What artists can do to “pass the A&R test”
A lot of elements of the A&R process fall out of artists’ control, especially if their artistic style doesn’t match a given label’s current roster or strategic goals. However, there are a few things artists can do to make sure their profiles stand out:
- Make sure their pitch is unique and consistent, and stands out in their communication. A&R can screen up to 30 artists in just one day. What should A&Rs remember after checking the artist’s profile?
- Focus on getting attention from influencers that matter to their audience, as A&Rs also monitor influencers closely.
- Keep their engagement rates in check, as they matter more than followership in the long term. Audience retention matters more than acquisition. Records labels are good at enabling artists to acquire more audiences, but it’s up to artists to retain them.
Conclusion: Predicting long-term success requires a human touch
Long-term success for an artist depends on many factors, including their own mental health, the quality of their team, their business structure, their budget, their creativity … many elements that data cannot measure, or for which information is not easily accessible.
When talking about data in A&R, the first thing that comes to mind is a hypothetical, magical tool that can predict an artist’s success. While predictive algorithms are now good at delivering short-term forecasts with a good level of confidence, they currently fall short on longer-term predictions.
This is because data is simply measuring the output and results of multiple intangible factors that cannot necessarily be expressed in numbers. Therefore, data alone isn’t enough to explain success, and is even less suited to forecast success on its own.
“Algorithms and automated tools can’t assess personal relationships very well, nor whether the artist manager is good, whether the agent really genuinely believes in the artist, whether the artist really wants to get involved in promotion,” Jenkins tells me. “These are all critical success factors in an artist’s career, and that makes the human touch indispensable.”
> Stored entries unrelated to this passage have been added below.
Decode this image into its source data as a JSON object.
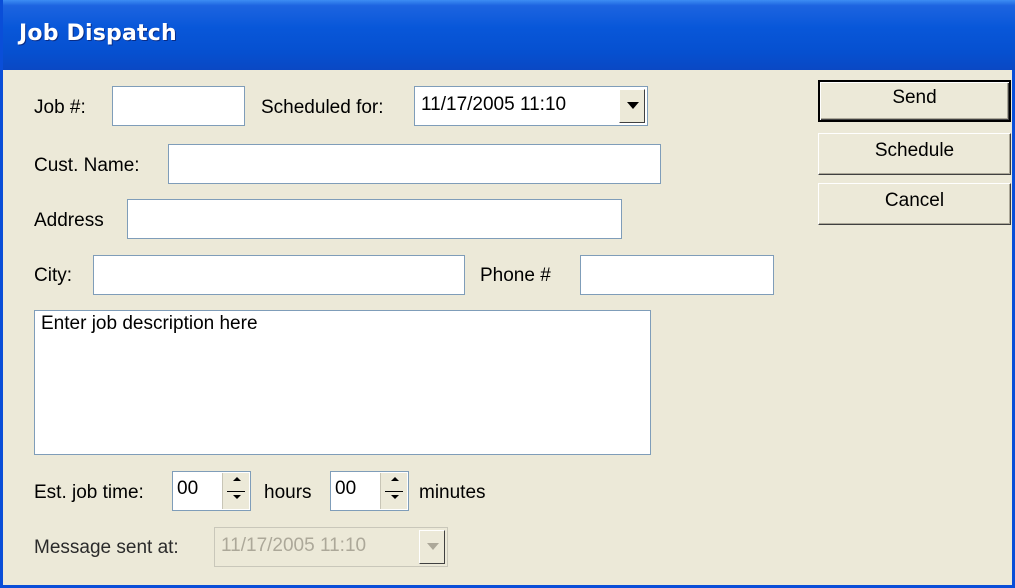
{
  "window": {
    "title": "Job Dispatch"
  },
  "form": {
    "job_number": {
      "label": "Job #:",
      "value": ""
    },
    "scheduled_for": {
      "label": "Scheduled for:",
      "value": "11/17/2005  11:10"
    },
    "customer_name": {
      "label": "Cust. Name:",
      "value": ""
    },
    "address": {
      "label": "Address",
      "value": ""
    },
    "city": {
      "label": "City:",
      "value": ""
    },
    "phone": {
      "label": "Phone #",
      "value": ""
    },
    "description": {
      "value": "Enter job description here"
    },
    "est_job_time": {
      "label": "Est. job time:",
      "hours_value": "00",
      "hours_label": "hours",
      "minutes_value": "00",
      "minutes_label": "minutes"
    },
    "message_sent_at": {
      "label": "Message sent at:",
      "value": "11/17/2005  11:10",
      "enabled": false
    }
  },
  "buttons": {
    "send": "Send",
    "schedule": "Schedule",
    "cancel": "Cancel"
  },
  "colors": {
    "title_bar": "#0857d9",
    "dialog_bg": "#ece9d8",
    "field_border": "#7f9db9",
    "disabled_text": "#aca899"
  },
  "icons": {
    "dropdown": "chevron-down-icon",
    "spin_up": "spin-up-icon",
    "spin_down": "spin-down-icon"
  }
}
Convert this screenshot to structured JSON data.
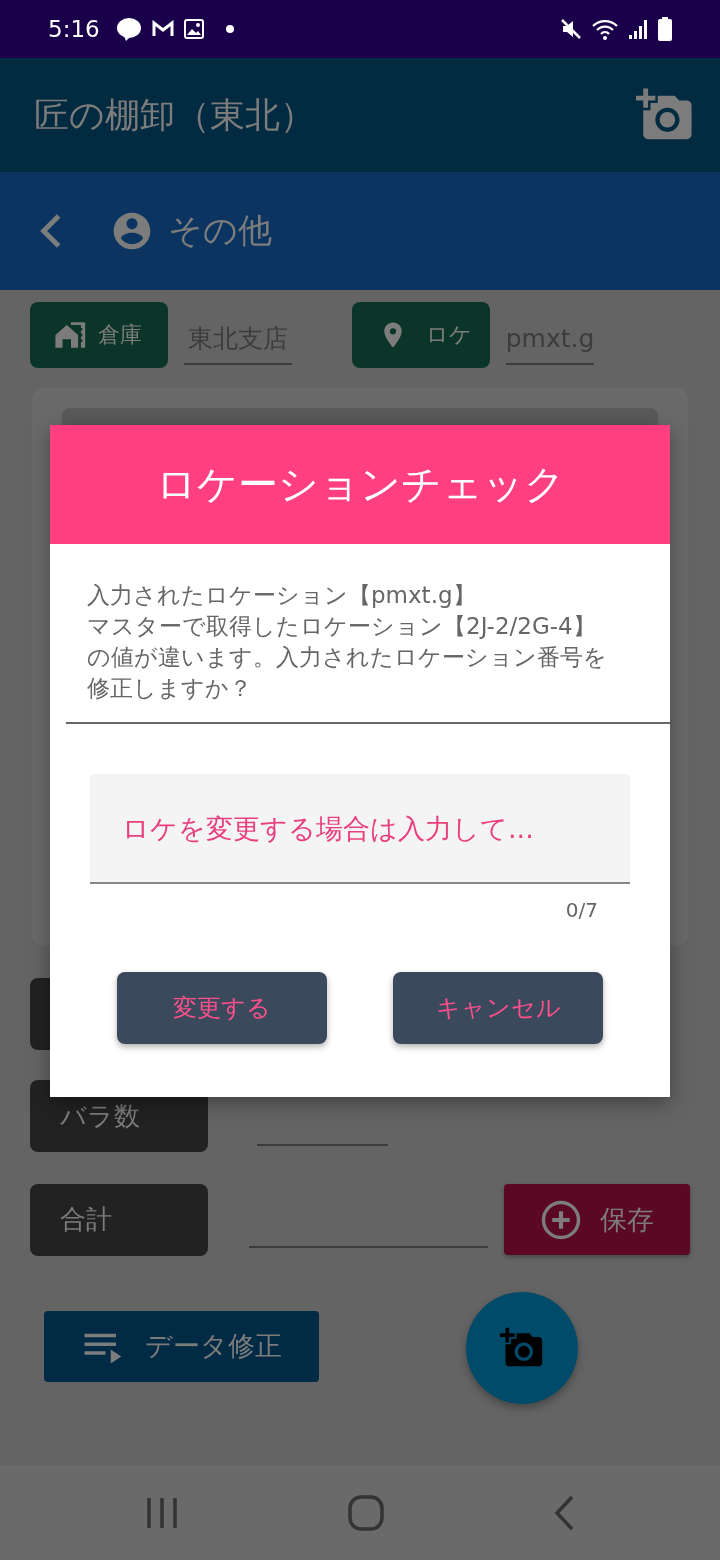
{
  "status_bar": {
    "time": "5:16"
  },
  "app_bar": {
    "title": "匠の棚卸（東北）"
  },
  "sub_bar": {
    "title": "その他"
  },
  "location_row": {
    "warehouse_label": "倉庫",
    "warehouse_value": "東北支店",
    "location_label": "ロケ",
    "location_value": "pmxt.g"
  },
  "form": {
    "rows": [
      {
        "label": "バラ数"
      },
      {
        "label": "合計"
      }
    ],
    "save_button": "保存",
    "edit_button": "データ修正"
  },
  "dialog": {
    "title": "ロケーションチェック",
    "message_lines": [
      "入力されたロケーション【pmxt.g】",
      "マスターで取得したロケーション【2J-2/2G-4】",
      "の値が違います。入力されたロケーション番号を",
      "修正しますか？"
    ],
    "input": {
      "placeholder": "ロケを変更する場合は入力して...",
      "counter": "0/7"
    },
    "buttons": [
      "変更する",
      "キャンセル"
    ]
  }
}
There’s also an important, and sometimes detrimental, relationship between data and risk. While A&R is getting more data-driven than ever before, data analytics tools can’t detect anything that is not already on their radar; in most cases, an artist needs to have successful data points around their music to get noticed in the first place.
This has led to a trend in the music industry where labels and other partners sign artists later and later in their careers. Artists that are signed today have often proven their potential independently first (with artist management companies taking on the bulk of the work in early “artist development”), then record labels come into play later on to help them take their careers to the next level.
This “cold start” problem could potentially present a major issue for the industry if A&R ultimately becomes too conservative. The more risk A&Rs take, the more leverage they ultimately get in breaking major artists.